Pour échapper aux massacres, des milliers de Juifs choisissent la conversion à l’Islam. Sous les Idrissides, le nombre de conversions de Juifs et aussi Chrétiens est sans doute le plus élevé du Maroc. Les Juifs vont passer au statut d’une minorité soumise, appeurée, dépendant du bon vouloir des autres. Pour le meilleur et pour le pire, le Juif devient le Dhimmi. Contrairement à son père, Idriss II va attirer une immigration juive de haut niveau de toute la Diaspora. Ils viennent faire bénéficier la nouvelle capitale : Fès, de leur savoir et de leur art. Fès devient le centre juif par excellence du Maroc, et l’un des centres de culture juive de premier plan sous la dynastie Idrissides.
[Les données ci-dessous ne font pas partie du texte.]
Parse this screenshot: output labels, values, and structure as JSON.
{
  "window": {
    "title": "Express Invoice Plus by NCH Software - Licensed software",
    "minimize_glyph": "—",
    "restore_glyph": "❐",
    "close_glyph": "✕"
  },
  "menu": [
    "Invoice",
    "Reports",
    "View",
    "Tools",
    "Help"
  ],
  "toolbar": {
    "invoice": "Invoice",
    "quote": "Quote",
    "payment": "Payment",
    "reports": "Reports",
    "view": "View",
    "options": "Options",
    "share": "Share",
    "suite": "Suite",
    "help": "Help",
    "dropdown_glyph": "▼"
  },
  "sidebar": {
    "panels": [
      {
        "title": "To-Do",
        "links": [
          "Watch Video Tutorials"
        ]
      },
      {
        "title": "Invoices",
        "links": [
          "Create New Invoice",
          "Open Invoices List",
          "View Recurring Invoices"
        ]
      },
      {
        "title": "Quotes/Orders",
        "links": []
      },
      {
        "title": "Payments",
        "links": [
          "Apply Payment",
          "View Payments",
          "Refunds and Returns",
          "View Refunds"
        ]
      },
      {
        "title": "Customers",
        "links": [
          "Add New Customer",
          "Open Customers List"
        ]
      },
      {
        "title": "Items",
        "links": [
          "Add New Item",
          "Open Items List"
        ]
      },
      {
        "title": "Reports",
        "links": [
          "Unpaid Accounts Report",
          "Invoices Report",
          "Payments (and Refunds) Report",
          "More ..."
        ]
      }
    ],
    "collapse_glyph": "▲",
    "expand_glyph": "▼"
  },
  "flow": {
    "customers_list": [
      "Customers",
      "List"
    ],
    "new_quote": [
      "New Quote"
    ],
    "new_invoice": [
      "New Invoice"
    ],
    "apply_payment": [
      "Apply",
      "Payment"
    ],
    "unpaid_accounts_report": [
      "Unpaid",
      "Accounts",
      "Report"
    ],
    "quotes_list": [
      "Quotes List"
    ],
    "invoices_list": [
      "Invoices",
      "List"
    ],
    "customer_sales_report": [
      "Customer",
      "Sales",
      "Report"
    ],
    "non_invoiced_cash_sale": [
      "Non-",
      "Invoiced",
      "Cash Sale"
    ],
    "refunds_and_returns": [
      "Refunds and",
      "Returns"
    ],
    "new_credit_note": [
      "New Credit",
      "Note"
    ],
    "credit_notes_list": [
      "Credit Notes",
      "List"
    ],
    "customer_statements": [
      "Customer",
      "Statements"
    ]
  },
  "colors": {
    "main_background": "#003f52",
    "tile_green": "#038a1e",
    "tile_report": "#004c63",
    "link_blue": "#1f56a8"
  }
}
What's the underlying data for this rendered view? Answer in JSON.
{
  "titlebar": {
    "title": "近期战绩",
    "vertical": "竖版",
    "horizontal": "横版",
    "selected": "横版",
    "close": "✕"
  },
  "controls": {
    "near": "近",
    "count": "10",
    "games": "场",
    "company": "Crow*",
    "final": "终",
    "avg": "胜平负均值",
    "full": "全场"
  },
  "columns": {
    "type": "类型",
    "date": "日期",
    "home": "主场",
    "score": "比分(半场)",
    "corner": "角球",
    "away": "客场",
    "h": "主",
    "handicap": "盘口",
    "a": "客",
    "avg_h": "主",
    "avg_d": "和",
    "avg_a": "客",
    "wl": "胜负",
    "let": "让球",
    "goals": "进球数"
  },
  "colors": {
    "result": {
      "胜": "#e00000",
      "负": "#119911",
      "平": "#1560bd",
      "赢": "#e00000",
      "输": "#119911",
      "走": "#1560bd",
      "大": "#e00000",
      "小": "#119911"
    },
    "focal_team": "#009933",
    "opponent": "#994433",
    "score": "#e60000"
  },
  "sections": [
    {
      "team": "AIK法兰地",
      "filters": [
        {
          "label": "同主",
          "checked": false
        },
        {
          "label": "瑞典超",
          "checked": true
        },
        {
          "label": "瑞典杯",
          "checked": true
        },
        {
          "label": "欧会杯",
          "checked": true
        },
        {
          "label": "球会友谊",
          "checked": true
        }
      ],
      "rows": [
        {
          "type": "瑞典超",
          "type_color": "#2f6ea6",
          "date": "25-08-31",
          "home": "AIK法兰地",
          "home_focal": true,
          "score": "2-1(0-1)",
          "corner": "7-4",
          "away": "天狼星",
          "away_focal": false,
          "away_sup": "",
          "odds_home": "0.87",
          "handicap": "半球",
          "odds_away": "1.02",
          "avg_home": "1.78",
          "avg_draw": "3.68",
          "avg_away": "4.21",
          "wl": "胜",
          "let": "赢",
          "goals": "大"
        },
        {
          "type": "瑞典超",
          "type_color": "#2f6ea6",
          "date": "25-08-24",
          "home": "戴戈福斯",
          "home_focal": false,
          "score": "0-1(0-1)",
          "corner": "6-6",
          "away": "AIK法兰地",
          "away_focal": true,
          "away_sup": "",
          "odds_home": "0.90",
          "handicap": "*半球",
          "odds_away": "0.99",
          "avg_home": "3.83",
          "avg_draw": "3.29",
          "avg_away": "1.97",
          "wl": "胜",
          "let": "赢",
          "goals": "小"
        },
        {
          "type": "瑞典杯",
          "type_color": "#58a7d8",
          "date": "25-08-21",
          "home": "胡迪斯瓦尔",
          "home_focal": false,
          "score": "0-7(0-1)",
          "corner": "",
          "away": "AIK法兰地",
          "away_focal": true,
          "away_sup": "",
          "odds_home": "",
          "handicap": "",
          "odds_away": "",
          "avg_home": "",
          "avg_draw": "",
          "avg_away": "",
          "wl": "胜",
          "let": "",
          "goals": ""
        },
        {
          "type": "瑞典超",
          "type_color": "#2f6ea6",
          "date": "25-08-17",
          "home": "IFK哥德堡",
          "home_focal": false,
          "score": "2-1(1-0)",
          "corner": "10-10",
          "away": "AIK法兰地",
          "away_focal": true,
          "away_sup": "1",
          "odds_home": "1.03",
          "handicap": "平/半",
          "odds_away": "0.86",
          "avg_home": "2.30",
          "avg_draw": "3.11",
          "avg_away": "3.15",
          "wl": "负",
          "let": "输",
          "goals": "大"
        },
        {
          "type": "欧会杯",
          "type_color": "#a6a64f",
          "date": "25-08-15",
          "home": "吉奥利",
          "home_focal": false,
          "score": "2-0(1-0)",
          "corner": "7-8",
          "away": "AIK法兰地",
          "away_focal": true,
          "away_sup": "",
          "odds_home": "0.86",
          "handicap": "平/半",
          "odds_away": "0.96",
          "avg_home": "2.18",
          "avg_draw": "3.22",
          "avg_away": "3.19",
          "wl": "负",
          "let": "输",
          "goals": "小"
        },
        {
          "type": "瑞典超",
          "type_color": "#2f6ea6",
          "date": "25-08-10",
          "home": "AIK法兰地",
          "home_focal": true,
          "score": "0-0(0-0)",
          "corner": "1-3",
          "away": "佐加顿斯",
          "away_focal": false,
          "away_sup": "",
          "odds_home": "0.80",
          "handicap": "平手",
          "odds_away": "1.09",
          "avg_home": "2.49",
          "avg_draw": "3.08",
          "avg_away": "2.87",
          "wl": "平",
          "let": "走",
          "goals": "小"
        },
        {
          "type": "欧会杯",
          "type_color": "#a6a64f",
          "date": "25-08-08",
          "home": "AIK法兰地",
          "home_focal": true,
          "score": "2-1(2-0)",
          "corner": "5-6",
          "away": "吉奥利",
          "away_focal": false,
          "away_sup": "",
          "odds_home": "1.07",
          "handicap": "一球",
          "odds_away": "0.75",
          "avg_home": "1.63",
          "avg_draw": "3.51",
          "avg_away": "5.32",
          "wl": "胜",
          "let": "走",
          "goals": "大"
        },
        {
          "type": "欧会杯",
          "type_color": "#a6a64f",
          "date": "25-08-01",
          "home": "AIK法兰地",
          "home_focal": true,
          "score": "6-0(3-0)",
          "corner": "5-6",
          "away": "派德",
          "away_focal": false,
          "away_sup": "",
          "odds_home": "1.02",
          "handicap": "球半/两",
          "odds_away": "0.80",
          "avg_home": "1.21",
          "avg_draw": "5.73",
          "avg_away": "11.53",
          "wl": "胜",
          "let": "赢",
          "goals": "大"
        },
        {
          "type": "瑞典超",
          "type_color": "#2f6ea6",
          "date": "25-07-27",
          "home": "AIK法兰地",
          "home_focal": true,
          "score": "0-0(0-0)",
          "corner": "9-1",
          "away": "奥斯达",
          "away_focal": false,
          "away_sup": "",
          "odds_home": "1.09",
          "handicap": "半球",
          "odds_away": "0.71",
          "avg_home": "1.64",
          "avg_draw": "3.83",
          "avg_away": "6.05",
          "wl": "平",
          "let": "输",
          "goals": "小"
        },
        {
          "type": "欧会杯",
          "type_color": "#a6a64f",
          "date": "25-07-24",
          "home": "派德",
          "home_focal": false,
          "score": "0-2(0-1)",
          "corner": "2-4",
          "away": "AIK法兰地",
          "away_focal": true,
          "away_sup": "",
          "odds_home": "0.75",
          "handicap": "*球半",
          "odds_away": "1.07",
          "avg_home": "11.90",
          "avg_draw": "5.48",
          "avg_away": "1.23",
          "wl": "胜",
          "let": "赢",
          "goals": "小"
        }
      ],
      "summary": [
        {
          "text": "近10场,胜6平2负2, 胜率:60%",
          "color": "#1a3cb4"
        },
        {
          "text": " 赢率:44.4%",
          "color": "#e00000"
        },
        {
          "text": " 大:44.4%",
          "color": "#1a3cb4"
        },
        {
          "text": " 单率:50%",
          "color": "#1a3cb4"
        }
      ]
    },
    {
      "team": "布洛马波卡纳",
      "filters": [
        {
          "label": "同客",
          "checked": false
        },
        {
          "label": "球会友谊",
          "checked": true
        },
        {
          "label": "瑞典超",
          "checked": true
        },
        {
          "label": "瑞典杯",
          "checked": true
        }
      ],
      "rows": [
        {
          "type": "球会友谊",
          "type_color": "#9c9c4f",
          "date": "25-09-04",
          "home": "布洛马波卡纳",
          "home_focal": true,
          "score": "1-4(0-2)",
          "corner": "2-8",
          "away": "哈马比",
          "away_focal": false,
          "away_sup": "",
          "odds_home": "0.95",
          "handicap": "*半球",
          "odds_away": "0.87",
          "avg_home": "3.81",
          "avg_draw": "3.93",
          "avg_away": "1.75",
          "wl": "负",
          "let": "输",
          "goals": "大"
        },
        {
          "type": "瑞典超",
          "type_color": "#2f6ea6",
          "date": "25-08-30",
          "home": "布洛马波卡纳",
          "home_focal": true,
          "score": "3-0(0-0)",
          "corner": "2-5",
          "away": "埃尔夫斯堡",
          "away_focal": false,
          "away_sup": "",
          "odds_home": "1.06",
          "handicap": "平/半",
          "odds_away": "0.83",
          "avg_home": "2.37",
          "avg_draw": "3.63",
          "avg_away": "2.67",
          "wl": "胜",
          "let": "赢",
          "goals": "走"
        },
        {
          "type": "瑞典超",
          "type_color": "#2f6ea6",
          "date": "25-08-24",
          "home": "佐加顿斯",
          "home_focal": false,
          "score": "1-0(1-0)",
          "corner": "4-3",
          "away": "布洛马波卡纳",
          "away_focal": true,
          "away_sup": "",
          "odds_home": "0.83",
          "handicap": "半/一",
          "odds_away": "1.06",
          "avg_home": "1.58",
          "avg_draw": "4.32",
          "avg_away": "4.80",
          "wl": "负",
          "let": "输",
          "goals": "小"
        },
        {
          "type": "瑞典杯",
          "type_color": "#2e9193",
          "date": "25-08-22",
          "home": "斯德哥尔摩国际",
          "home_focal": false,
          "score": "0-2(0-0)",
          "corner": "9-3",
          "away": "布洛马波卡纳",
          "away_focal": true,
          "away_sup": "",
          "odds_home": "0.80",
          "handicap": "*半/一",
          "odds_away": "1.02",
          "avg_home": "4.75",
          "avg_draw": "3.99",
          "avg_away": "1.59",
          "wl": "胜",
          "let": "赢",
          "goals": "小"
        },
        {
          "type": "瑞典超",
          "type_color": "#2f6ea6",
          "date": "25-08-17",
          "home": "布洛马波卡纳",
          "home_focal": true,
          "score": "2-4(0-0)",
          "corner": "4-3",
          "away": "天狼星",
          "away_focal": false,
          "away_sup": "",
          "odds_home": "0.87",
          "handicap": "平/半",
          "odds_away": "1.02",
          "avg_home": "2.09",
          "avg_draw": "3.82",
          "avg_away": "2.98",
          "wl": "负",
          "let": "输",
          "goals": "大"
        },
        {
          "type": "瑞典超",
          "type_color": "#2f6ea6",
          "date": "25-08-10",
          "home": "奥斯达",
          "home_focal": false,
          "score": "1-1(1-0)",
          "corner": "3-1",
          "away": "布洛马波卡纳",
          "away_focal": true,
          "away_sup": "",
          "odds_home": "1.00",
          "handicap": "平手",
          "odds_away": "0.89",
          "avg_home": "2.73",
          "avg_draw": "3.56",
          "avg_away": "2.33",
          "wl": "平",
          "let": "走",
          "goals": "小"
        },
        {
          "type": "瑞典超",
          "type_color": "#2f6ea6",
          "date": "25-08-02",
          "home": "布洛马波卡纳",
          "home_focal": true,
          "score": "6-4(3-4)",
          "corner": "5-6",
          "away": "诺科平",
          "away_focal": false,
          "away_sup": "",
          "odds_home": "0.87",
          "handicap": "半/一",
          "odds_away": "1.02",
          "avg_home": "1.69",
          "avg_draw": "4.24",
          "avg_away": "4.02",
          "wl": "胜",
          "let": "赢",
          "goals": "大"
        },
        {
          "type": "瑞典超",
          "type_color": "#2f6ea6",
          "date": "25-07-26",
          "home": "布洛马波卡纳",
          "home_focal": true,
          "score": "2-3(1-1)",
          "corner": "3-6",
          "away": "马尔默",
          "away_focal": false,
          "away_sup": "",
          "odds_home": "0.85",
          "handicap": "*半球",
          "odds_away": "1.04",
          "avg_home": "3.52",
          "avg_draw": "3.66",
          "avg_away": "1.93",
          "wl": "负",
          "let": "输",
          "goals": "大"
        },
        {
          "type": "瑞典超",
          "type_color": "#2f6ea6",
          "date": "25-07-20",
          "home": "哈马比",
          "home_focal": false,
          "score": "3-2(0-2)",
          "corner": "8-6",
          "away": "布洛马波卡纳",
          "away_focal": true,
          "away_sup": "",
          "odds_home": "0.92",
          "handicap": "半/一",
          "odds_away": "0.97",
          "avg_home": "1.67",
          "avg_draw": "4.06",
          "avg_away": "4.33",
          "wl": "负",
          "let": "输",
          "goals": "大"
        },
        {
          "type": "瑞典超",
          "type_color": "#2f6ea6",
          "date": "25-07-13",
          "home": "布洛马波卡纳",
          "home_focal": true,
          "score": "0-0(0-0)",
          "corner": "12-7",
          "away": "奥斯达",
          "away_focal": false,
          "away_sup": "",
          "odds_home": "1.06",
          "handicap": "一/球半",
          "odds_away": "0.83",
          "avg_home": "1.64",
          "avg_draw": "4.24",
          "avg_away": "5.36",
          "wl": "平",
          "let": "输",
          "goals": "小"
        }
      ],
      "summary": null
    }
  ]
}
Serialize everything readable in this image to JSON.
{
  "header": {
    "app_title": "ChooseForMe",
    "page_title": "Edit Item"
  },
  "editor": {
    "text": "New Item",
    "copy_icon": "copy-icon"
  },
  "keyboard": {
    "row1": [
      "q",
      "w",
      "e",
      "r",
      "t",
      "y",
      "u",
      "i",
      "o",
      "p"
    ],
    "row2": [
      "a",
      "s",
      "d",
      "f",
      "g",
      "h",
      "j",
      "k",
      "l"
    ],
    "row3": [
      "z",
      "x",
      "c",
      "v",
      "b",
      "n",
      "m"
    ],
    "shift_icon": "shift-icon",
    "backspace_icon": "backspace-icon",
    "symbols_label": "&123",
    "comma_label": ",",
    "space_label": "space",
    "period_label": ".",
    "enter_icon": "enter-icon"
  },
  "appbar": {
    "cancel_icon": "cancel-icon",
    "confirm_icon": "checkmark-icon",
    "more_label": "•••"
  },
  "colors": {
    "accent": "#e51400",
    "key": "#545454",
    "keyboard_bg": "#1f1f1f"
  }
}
Sous les Almoravides, Youssef ben Tachfine met sa principale ambition à reconquérir les parties de l’Espagne. Les Almoravides épris de liberté et de culture favorisent les communautés juives en Espagne qui connaissent une grande prospérité. Au Maroc, les Juifs connaissent généralement une période de calme et de prospérité sous cette dynastie. Ali ben Youssef était un grand batisseur, le régime entretient les meilleures relations avec la communauté juive qui s’adonne librement au commerce et à l’artisanat.
Après l’avènement de l’Islam et surtout au milieu du XIIe siècle sous le règne des Almoravides, la conversion était sous la contrainte, les non convertis étaient simplement exécutés. Pendant cette période plusieurs tribus juives ou berbères judaïsmes furent convertis à l’Islam et nous en portant les gènes. Et là, c’est un grand tabou. Combien de marocains sont actuellement juifs convertis à l’Islam ?
Avec la montée au pouvoir de la nouvelle dynastie : les Almohades, les Juifs connaîtront un étrange épisode augure de l’apocalype qui va s’abattre. C’est l’un des épisodes les plus noirs et les plus terribles.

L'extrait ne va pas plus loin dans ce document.